Drug Guide
Urofollitropin
Classification
Therapeutic: Fertility agent
Pharmacological: Gonadotropin
FDA Approved Indications
- Induction of ovulation and superovulation in women with ovarian failure or dysfunction
Mechanism of Action
Urofollitropin contains purified follicle-stimulating hormone (FSH), which stimulates the growth of ovarian follicles in women and spermatogenesis in men.
Dosage and Administration
Adult: Dose varies based on ovarian response, typically 75-225 IU daily for 5-12 days, administered via deep subcutaneous or intramuscular injection.
Pediatric: Not typically used in pediatric populations.
Geriatric: Use with caution; no specific dosage adjustments, but response can be diminished in older women.
Renal Impairment: No specific adjustments, but monitor response.
Hepatic Impairment: No specific adjustments. Caution advised due to limited data.
Pharmacokinetics
Absorption: Absorbed via injection (parenteral).
Distribution: Distributed in extracellular fluid; crossing of the blood-brain barrier is minimal.
Metabolism: Metabolized by the liver and kidneys.
Excretion: Excreted primarily via the kidneys.
Half Life: Approximately 6-8 hours, but varies depending on individual response.
Contraindications
- Hypersensitivity to FSH or other components.
- Ovarian tumors or estrogen-dependent tumors.
- Pregnancy (except in controlled ovarian stimulation).
Precautions
- Monitor ovarian response to avoid hyperstimulation.
- Evaluate for cysts or tumors before therapy.
Adverse Reactions - Common
- Ovarian hyperstimulation syndrome (OHSS) (Rare but serious)
- Multiple pregnancies (Increased risk)
- Injection site reactions (Common)
Adverse Reactions - Serious
- Severe ovarian hyperstimulation syndrome with thromboembolism, kidney failure (Rare)

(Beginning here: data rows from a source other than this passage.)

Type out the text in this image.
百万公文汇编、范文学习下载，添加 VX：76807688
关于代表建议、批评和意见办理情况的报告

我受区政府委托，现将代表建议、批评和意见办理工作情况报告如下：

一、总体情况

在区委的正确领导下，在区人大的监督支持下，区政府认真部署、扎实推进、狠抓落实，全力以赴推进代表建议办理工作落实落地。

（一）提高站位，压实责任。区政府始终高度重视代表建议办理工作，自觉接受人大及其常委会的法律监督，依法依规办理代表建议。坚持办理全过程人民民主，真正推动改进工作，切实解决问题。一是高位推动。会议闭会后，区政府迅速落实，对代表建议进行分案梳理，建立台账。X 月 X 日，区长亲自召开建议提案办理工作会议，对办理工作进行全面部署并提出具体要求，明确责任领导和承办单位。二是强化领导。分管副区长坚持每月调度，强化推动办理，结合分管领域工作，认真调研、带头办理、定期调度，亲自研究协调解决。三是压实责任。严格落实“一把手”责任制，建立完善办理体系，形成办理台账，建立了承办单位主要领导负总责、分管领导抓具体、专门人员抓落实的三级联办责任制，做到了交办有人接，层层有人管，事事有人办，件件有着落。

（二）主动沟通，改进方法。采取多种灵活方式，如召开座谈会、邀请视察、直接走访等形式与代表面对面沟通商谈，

- Allergic reactions: rash, urticaria, bronchospasm (Rare)
Drug-Drug Interactions
- Corticosteroids may increase ovarian response.
- Other gonadotropins may increase risk of hyperstimulation.
Drug-Food Interactions
N/ADrug-Herb Interactions
N/ANursing Implications
Assessment: Monitor ovarian response via ultrasound and estrogen levels; assess for signs of OHSS.
Diagnoses:
- Risk for ovarian hyperstimulation syndrome
- Anxiety related to fertility treatments
Implementation: Administer as prescribed, typically daily injections; monitor for adverse reactions.
Evaluation: Assess ovarian response, occurrence of adverse effects, pregnancy status.
Patient/Family Teaching
- Report pain, swelling, or shortness of breath.
- Inform about risk of multiple pregnancy and hyperstimulation syndrome.
- Administer injections as instructed, maintaining sterile technique.
Special Considerations
Black Box Warnings:
- Risk of ovarian hyperstimulation syndrome (OHSS), potentially life-threatening.
- Multiple gestations with associated risk.
Genetic Factors: N/A
Lab Test Interference: N/A
Overdose Management
Signs/Symptoms: Severe ovarian hyperstimulation syndrome, multiple pregnancies.
Treatment: Discontinue drug, hospitalization if needed, manage symptoms, supportive care.
Storage and Handling
Storage: Refrigerate at 2-8°C, protect from light.
Stability: Stable until expiration date if kept refrigerated, generally 3 years.